CT FFR – de facto?

In recent years invasive coronary angiography (ICA) has been supplemented by the measurement of fractional flow reserve (FFR) to determine whether a coronary stenosis impairs delivery of oxygen to the heart. However this technique has not previously been available through non-invasive methods. While the use of coronary computed tomography (CT) calcium scoring and angiography has been increasing, it remains a limitation of the technique that the haemodynamic significance of any lesions seen cannot be assessed.

The DeFACTO (Determination of Fractional Flow Reserve by Anatomic Computed Tomographic Angiography) study determined whether a noninvasive calculation of FFR derived from computational fluid dynamics (FFRCT) could diagnose haemodynamically significant coronary artery disease, using invasive FFR as the reference standard.
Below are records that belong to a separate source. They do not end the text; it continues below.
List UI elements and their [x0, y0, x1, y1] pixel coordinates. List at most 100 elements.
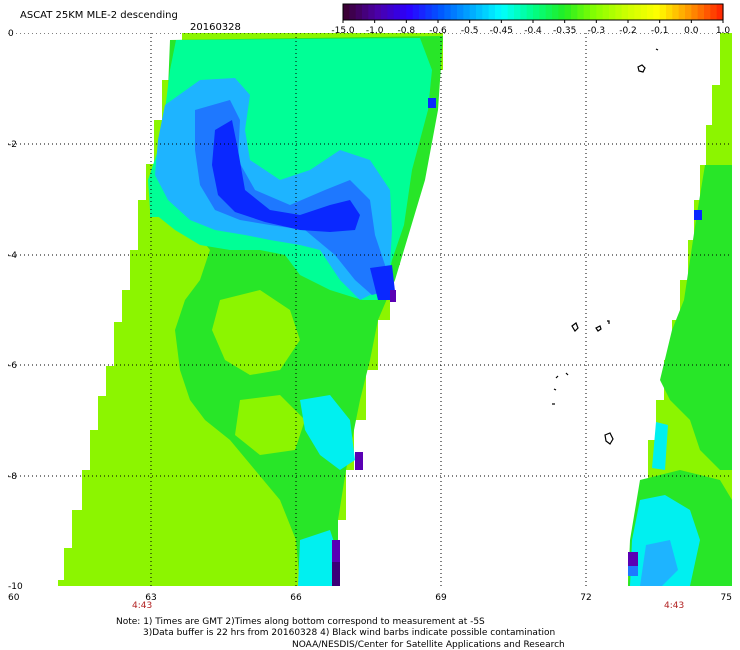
- data-cell: [332, 562, 340, 586]
- note-line-3: NOAA/NESDIS/Center for Satellite Applica…: [292, 640, 565, 650]
- lon-label: 60: [8, 593, 20, 603]
- data-cell: [332, 540, 340, 562]
- cyan-region: [298, 530, 340, 586]
- colorbar-swatch: [653, 4, 661, 20]
- colorbar-swatch: [628, 4, 635, 20]
- colorbar-label: -0.1: [651, 26, 669, 36]
- colorbar-swatch: [533, 4, 540, 20]
- colorbar-swatch: [343, 4, 350, 20]
- colorbar-swatch: [716, 4, 724, 20]
- colorbar-swatch: [368, 4, 376, 20]
- note-line-2: 3)Data buffer is 22 hrs from 20160328 4)…: [143, 628, 555, 638]
- colorbar-swatch: [666, 4, 673, 20]
- colorbar-swatch: [400, 4, 407, 20]
- colorbar-swatch: [615, 4, 623, 20]
- lon-label: 63: [145, 593, 156, 603]
- green-yellow-patch: [235, 395, 305, 455]
- data-cell: [428, 98, 436, 108]
- colorbar-swatch: [501, 4, 509, 20]
- data-cell: [628, 552, 638, 566]
- colorbar-swatch: [520, 4, 528, 20]
- colorbar-swatch: [476, 4, 483, 20]
- colorbar-swatch: [514, 4, 521, 20]
- colorbar-swatch: [672, 4, 680, 20]
- map-area: [8, 33, 732, 586]
- swath-right: [628, 33, 732, 586]
- colorbar-swatch: [387, 4, 395, 20]
- colorbar-swatch: [507, 4, 515, 20]
- colorbar-swatch: [419, 4, 426, 20]
- colorbar-swatch: [602, 4, 610, 20]
- longitude-labels: 60 63 66 69 72 75: [8, 593, 732, 603]
- colorbar-swatch: [406, 4, 414, 20]
- data-cell: [150, 205, 160, 217]
- note-line-1: Note: 1) Times are GMT 2)Times along bot…: [116, 617, 485, 627]
- colorbar-swatch: [691, 4, 699, 20]
- map-title: ASCAT 25KM MLE-2 descending: [20, 10, 178, 21]
- colorbar-swatch: [362, 4, 369, 20]
- colorbar-label: -0.35: [553, 26, 576, 36]
- colorbar-swatch: [685, 4, 692, 20]
- island-outlines: [552, 48, 659, 445]
- colorbar-swatch: [678, 4, 686, 20]
- colorbar-label: 1.0: [716, 26, 731, 36]
- map-date: 20160328: [190, 22, 241, 33]
- blue-dark-region: [212, 120, 360, 232]
- lat-label: -4: [8, 251, 17, 261]
- data-cell: [628, 566, 638, 576]
- lat-label: -10: [8, 582, 23, 592]
- colorbar-swatch: [425, 4, 433, 20]
- colorbar-swatch: [571, 4, 578, 20]
- lon-label: 69: [435, 593, 447, 603]
- lat-label: 0: [8, 29, 14, 39]
- colorbar-swatch: [552, 4, 559, 20]
- lon-label: 66: [290, 593, 302, 603]
- green-region: [660, 165, 732, 470]
- data-cell: [355, 452, 363, 470]
- cyan-region: [300, 395, 355, 470]
- blue-region: [195, 100, 390, 295]
- colorbar-label: -0.6: [429, 26, 447, 36]
- colorbar-label: -0.5: [461, 26, 479, 36]
- lat-label: -6: [8, 361, 17, 371]
- colorbar-swatch: [539, 4, 547, 20]
- swath-left: [58, 33, 443, 586]
- colorbar-swatch: [457, 4, 464, 20]
- colorbar-swatch: [488, 4, 496, 20]
- colorbar-swatch: [349, 4, 357, 20]
- colorbar-label: -0.4: [524, 26, 542, 36]
- colorbar-swatch: [564, 4, 572, 20]
- time-label-right: 4:43: [664, 601, 684, 611]
- colorbar-label: 0.0: [684, 26, 699, 36]
- colorbar-swatch: [482, 4, 490, 20]
- blue-light-region: [640, 540, 678, 586]
- colorbar-swatch: [640, 4, 648, 20]
- colorbar-swatch: [647, 4, 654, 20]
- colorbar-swatch: [596, 4, 604, 20]
- colorbar-swatch: [634, 4, 642, 20]
- colorbar-swatch: [381, 4, 388, 20]
- colorbar-swatch: [609, 4, 616, 20]
- colorbar-swatch: [444, 4, 452, 20]
- colorbar-swatch: [463, 4, 471, 20]
- lat-lon-grid: [8, 33, 732, 586]
- colorbar-swatch: [412, 4, 420, 20]
- colorbar-label: -0.45: [490, 26, 513, 36]
- colorbar-swatch: [438, 4, 445, 20]
- green-yellow-patch: [212, 290, 300, 375]
- colorbar-swatch: [526, 4, 534, 20]
- colorbar-swatch: [697, 4, 705, 20]
- colorbar-swatch: [495, 4, 502, 20]
- colorbar-label: -0.8: [398, 26, 416, 36]
- colorbar-swatch: [659, 4, 667, 20]
- colorbar-swatch: [590, 4, 597, 20]
- latitude-labels: 0 -2 -4 -6 -8 -10: [8, 29, 23, 592]
- lat-label: -8: [8, 472, 17, 482]
- colorbar-swatch: [450, 4, 458, 20]
- colorbar-swatch: [583, 4, 591, 20]
- colorbar-swatch: [355, 4, 363, 20]
- colorbar-swatch: [545, 4, 553, 20]
- colorbar-swatch: [469, 4, 477, 20]
- colorbar-swatch: [431, 4, 439, 20]
- colorbar-swatch: [558, 4, 566, 20]
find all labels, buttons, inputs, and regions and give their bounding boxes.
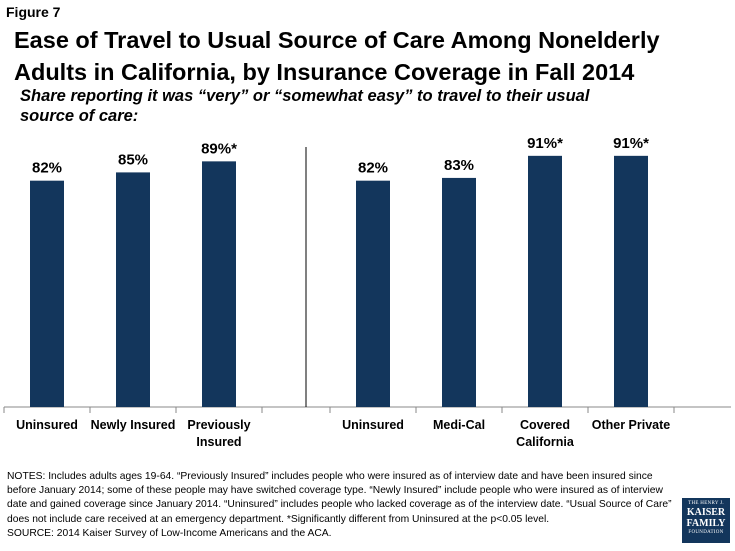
category-label: California [516, 435, 575, 449]
notes-text: NOTES: Includes adults ages 19-64. “Prev… [7, 471, 672, 525]
data-label: 82% [358, 160, 388, 177]
logo-line-1: THE HENRY J. [688, 501, 724, 506]
data-label: 89%* [201, 140, 237, 157]
bar-chart: 82% Uninsured 85% Newly Insured 89%* Previous… [3, 135, 731, 449]
logo-line-3: FAMILY [686, 518, 726, 529]
category-label: Covered [520, 418, 570, 432]
category-label: Uninsured [342, 418, 404, 432]
category-label: Newly Insured [91, 418, 176, 432]
logo-line-2: KAISER [686, 507, 726, 518]
data-label: 85% [118, 151, 148, 168]
category-label: Insured [196, 435, 241, 449]
data-label: 82% [32, 160, 62, 177]
bar [356, 180, 390, 407]
data-label: 83% [444, 157, 474, 174]
chart-subtitle: Share reporting it was “very” or “somewh… [20, 87, 590, 125]
bar [442, 177, 476, 407]
source-text: SOURCE: 2014 Kaiser Survey of Low-Income… [7, 527, 332, 539]
kff-logo: THE HENRY J. KAISER FAMILY FOUNDATION [682, 498, 730, 543]
figure-label: Figure 7 [6, 4, 61, 20]
notes: NOTES: Includes adults ages 19-64. “Prev… [7, 470, 675, 541]
bar [614, 155, 648, 407]
bar [528, 155, 562, 407]
category-label: Other Private [592, 418, 671, 432]
category-label: Uninsured [16, 418, 78, 432]
data-label: 91%* [527, 135, 563, 152]
data-label: 91%* [613, 135, 649, 152]
category-label: Previously [187, 418, 250, 432]
category-label: Medi-Cal [433, 418, 485, 432]
logo-line-4: FOUNDATION [688, 530, 724, 535]
bar [202, 161, 236, 407]
bar [30, 180, 64, 407]
chart-title: Ease of Travel to Usual Source of Care A… [14, 27, 660, 85]
bar [116, 172, 150, 407]
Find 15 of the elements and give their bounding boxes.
The study involved 252 stable patients with known or suspected coronary disease from 17 centers in 5 countries, all of whom under went CT, coronary angiography with FFR measurement, and FFRCT. The accuracy of FFRCT and CT for the diagnosis of ischaemia was compared to invasive FFR as the reference standard. The main outcome measure was whether FFRCT plus CT could improve the per-patient diagnostic accuracy.

137 participants in the study (54.4%) had an abnormal FFR. Although the study did not achieve its prespecified primary outcome goal, compared with obstructive coronary disease diagnosed by CT alone, FFRCT was associated with improved discrimination (P<.001).

Conclusions:

The use of noninvasive FFRCT plus CT was associated with improved diagnostic accuracy vs CT alone for the diagnosis of haemodynamically significant coronary artery disease.

• Min JK, Leipsic J, Pencina MJ et al. Diagnostic Accuracy of Fractional Flow Reserve From Anatomic CT Angiography. JAMA 2012;308:doi:10.1001/2012.jama.11274.